Getting The Star Treatment

She works in the local garden centre. If you met her elsewhere, you probably wouldn’t imagine her either amongst the plants or in the coffee shop where she actually works. She has long, straightened, highlighted blonde hair pinned up in a slide in a girlish way so that the rear view of her is almost pleasant but her hard, liner-rimmed blue eyes and angular facial features offer a clue to the way in which she is likely to treat you if you have the nerve to turn up expecting to be served. There is a tattoo on the inside her wrist; a star and some writing that is impossible to decipher perhaps because of its unskilful execution or maybe even that her manner is so abrupt that she never lingers long enough in one place for fear of engagement with her customers.

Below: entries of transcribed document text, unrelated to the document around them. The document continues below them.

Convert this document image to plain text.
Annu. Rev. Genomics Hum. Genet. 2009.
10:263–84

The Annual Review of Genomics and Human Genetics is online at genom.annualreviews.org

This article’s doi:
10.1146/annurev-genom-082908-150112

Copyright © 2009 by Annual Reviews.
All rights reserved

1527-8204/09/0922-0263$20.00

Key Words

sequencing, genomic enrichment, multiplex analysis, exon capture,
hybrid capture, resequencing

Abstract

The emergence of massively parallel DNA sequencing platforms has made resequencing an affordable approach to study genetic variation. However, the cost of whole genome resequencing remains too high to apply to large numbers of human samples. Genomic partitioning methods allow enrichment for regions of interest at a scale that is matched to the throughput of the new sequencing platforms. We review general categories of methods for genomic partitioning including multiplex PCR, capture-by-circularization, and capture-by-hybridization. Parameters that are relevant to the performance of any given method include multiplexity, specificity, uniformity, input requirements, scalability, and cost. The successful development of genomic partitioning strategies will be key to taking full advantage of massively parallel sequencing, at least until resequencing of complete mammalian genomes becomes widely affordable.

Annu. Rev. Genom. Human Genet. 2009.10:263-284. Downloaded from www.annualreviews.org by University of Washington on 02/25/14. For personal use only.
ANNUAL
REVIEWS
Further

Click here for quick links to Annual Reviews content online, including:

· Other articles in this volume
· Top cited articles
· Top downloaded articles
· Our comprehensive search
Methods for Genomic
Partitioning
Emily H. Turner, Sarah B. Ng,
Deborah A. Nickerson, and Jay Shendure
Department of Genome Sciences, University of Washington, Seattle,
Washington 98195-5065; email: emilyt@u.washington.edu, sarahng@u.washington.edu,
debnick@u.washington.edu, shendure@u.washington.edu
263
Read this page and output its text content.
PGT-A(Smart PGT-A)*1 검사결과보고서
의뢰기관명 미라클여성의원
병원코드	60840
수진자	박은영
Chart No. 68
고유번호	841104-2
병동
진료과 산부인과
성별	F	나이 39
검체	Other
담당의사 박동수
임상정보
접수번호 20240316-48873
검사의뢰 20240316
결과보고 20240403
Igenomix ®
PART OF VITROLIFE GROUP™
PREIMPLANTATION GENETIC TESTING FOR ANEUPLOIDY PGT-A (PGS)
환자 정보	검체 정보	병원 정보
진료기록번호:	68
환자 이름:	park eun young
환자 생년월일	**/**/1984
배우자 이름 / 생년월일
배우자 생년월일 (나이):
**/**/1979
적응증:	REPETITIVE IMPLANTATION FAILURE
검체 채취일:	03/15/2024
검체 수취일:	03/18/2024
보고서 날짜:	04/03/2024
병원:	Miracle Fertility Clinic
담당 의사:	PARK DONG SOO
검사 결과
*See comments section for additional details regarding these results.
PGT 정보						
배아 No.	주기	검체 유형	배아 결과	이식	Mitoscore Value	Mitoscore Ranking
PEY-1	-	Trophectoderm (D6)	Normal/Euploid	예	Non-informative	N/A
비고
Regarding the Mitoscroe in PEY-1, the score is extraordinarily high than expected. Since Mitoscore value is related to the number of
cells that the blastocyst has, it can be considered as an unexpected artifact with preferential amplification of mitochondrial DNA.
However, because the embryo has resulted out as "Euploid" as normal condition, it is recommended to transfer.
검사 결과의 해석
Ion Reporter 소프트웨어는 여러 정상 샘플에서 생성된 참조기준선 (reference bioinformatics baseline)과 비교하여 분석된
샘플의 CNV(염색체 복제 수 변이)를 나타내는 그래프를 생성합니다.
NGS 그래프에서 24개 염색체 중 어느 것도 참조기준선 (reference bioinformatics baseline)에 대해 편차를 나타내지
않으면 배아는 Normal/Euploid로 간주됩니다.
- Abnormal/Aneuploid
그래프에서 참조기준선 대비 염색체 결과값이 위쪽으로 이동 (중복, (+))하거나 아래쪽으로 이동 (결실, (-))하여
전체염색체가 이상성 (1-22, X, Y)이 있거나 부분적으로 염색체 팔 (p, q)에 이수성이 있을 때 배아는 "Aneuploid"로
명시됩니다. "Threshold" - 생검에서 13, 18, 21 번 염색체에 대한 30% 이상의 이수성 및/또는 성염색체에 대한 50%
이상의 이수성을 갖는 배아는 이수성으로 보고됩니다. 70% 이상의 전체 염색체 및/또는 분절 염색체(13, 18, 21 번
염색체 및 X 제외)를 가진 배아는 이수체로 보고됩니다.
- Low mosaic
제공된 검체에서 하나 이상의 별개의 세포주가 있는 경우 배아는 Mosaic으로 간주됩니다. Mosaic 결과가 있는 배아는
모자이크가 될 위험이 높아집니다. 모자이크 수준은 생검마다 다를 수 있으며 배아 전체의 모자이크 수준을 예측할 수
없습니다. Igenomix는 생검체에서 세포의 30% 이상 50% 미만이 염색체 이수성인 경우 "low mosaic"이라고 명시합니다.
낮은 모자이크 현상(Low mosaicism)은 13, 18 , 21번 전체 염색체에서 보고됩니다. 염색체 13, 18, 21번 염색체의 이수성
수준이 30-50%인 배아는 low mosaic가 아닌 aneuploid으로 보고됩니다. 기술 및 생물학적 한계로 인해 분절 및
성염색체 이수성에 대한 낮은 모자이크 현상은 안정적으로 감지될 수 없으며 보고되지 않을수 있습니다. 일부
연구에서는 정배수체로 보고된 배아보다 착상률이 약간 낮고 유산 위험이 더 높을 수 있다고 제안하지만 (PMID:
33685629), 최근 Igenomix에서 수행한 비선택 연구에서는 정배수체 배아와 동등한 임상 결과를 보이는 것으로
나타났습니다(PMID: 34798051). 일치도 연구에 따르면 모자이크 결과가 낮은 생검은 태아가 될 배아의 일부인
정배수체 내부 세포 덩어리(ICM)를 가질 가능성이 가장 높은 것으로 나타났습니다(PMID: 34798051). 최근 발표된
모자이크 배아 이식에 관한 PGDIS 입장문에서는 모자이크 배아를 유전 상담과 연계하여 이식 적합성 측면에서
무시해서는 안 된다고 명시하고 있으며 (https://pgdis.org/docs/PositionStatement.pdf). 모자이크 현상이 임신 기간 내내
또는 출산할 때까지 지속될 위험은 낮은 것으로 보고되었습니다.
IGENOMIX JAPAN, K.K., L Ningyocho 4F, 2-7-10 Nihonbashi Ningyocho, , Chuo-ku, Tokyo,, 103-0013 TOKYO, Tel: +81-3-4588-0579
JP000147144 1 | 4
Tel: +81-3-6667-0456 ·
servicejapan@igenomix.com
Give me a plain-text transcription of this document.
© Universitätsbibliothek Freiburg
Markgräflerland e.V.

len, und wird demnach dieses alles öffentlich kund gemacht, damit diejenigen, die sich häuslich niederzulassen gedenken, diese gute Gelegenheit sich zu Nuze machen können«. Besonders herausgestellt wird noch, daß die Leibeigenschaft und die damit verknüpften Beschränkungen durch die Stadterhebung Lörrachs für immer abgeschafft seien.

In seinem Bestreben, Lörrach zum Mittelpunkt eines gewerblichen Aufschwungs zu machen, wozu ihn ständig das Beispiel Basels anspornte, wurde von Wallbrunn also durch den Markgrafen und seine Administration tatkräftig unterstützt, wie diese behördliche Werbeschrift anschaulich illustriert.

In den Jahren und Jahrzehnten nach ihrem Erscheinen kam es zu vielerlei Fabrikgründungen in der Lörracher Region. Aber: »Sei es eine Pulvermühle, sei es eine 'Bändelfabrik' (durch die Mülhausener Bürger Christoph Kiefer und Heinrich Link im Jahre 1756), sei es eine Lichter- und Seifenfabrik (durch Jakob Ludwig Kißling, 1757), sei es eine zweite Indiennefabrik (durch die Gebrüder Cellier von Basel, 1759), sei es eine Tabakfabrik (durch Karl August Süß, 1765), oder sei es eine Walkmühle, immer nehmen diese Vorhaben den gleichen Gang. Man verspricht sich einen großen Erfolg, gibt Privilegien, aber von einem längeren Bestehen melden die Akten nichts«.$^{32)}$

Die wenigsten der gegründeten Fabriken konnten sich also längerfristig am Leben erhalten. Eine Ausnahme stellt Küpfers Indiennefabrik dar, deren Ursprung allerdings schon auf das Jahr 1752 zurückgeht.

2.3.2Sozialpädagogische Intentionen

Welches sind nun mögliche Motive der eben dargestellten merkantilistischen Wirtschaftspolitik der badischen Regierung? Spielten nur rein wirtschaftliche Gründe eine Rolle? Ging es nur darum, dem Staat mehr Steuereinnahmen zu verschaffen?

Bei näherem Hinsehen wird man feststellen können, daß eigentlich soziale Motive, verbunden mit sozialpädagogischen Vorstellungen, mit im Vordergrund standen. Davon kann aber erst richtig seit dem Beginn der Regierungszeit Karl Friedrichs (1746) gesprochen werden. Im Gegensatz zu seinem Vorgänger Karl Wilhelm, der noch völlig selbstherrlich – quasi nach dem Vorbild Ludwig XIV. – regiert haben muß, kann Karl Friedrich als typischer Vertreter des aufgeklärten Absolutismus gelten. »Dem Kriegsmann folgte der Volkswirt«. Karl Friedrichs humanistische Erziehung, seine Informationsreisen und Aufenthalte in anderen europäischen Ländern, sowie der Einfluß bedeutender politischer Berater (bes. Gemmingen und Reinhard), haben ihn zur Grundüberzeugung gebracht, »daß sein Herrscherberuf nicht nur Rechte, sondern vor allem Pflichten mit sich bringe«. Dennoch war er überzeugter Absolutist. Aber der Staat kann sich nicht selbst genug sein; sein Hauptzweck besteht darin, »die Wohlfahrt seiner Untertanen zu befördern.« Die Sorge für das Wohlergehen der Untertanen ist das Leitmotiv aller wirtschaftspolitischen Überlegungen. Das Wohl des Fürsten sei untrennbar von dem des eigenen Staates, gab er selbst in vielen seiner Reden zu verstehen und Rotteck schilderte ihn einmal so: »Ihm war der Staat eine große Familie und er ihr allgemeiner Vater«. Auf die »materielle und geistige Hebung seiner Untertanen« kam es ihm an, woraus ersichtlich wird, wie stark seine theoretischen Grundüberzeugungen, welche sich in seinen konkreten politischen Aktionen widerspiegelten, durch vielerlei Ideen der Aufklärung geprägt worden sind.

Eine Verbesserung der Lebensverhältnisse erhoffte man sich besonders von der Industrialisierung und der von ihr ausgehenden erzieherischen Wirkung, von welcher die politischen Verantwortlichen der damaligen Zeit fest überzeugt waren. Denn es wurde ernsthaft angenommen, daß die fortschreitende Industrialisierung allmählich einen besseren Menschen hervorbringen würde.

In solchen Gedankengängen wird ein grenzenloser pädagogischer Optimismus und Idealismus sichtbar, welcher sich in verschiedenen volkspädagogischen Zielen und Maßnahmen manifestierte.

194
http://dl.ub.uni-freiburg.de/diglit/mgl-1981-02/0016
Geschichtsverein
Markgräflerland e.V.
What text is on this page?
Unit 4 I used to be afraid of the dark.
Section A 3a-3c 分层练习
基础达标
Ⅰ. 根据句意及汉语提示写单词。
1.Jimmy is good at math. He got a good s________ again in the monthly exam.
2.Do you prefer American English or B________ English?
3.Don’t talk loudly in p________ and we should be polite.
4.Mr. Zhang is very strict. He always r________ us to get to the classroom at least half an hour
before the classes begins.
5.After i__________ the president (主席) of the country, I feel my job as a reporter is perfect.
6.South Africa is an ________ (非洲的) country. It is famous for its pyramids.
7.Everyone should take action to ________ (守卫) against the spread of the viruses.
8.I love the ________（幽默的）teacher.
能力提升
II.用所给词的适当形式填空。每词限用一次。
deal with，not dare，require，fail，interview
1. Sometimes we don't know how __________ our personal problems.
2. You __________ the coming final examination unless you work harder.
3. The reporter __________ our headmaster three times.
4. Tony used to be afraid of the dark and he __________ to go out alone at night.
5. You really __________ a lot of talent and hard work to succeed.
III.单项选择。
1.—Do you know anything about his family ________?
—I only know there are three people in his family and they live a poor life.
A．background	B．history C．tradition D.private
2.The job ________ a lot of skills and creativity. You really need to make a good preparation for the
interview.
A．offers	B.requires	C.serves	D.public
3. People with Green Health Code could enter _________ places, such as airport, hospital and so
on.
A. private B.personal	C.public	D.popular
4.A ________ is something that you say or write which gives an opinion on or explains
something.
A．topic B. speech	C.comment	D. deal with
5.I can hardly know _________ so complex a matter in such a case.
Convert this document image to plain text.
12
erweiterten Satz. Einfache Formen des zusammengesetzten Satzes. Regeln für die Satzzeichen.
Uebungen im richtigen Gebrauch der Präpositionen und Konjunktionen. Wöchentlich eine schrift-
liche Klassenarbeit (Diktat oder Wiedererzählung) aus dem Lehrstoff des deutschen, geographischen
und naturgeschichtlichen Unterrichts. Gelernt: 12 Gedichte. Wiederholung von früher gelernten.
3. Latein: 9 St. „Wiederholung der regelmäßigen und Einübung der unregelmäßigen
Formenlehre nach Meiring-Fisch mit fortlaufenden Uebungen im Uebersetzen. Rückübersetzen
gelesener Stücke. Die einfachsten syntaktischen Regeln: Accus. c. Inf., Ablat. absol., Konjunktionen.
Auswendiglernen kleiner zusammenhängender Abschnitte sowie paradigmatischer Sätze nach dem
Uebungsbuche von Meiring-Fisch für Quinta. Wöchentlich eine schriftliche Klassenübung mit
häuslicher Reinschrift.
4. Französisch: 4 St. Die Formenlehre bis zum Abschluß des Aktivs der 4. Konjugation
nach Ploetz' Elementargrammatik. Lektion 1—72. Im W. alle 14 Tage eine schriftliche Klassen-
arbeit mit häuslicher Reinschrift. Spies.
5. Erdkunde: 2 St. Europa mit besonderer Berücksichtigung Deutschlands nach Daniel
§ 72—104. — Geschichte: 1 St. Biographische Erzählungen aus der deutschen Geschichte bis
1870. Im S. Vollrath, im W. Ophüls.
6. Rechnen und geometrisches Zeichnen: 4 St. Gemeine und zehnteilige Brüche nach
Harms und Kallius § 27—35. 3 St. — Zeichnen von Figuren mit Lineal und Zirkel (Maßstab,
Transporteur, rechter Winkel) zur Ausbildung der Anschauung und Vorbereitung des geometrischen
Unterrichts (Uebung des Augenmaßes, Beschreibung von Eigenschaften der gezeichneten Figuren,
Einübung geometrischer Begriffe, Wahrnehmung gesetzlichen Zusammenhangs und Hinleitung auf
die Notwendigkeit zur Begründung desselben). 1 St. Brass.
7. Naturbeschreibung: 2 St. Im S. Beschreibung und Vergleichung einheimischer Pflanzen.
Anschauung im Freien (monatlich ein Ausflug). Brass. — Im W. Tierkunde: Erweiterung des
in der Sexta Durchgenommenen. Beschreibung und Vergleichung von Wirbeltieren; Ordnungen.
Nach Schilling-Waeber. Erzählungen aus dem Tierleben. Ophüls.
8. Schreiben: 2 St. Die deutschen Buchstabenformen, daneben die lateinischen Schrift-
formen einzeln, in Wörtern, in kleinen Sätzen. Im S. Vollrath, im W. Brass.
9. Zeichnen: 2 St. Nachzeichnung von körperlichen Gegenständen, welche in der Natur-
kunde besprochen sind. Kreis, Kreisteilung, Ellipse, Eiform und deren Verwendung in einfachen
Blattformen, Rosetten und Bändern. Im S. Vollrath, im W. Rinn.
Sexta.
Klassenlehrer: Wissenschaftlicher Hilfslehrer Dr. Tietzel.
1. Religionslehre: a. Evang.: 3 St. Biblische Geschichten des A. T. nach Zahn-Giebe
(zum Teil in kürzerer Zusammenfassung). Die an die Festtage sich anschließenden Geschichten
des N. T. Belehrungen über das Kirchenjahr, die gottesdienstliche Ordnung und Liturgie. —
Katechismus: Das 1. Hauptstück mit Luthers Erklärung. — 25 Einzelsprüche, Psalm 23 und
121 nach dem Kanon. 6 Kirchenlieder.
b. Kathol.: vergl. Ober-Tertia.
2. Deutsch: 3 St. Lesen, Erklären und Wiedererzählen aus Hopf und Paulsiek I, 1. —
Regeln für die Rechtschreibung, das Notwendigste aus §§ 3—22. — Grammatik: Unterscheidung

I didn’t have much choice, really. Went down the Job Centre and it was either cleaning at a hotel or here, serving up coffee to stuck-up old people too sad to have a life of their own. We have a laugh in the kitchen alright and you get a free lunch and it’s not bad either. But you wouldn’t believe the people what come in ‘ere. There’s a couple of old bags that come every 2 weeks. I mean, they turn up about half-nine on Tuesdays before I’ve even got the stuff out. One of ‘em always has tea and the other asks for a decaf latte which is a real pain in the arse. What’s the point of that, anyway? I bet they’re not short of a bob or two but they’re so tight they always share a cake. They spend ages standing there deciding which one they want which really winds me up. Then, the other day, they both came in with vouchers for half price cake and guess what? Yeah, right, they both had a cake. Funny, isn’t it? Just proves how tight they are. I heard them slagging me off after they’d paid. Something about ‘having a really bad attitude’. What they don’t realise is that I’m rude, not deaf. It’s not that I’m not grateful for the job or anything. After all, I need the cash but you do lose your sense of humour in ‘ere. Can’t wait to get out. Back to my old job. I’d love them come to see me then. Get my own back. Just waiting for the phone call and I’m off. Back to being a stand-up comedienne; I’m gonna be a star, you know.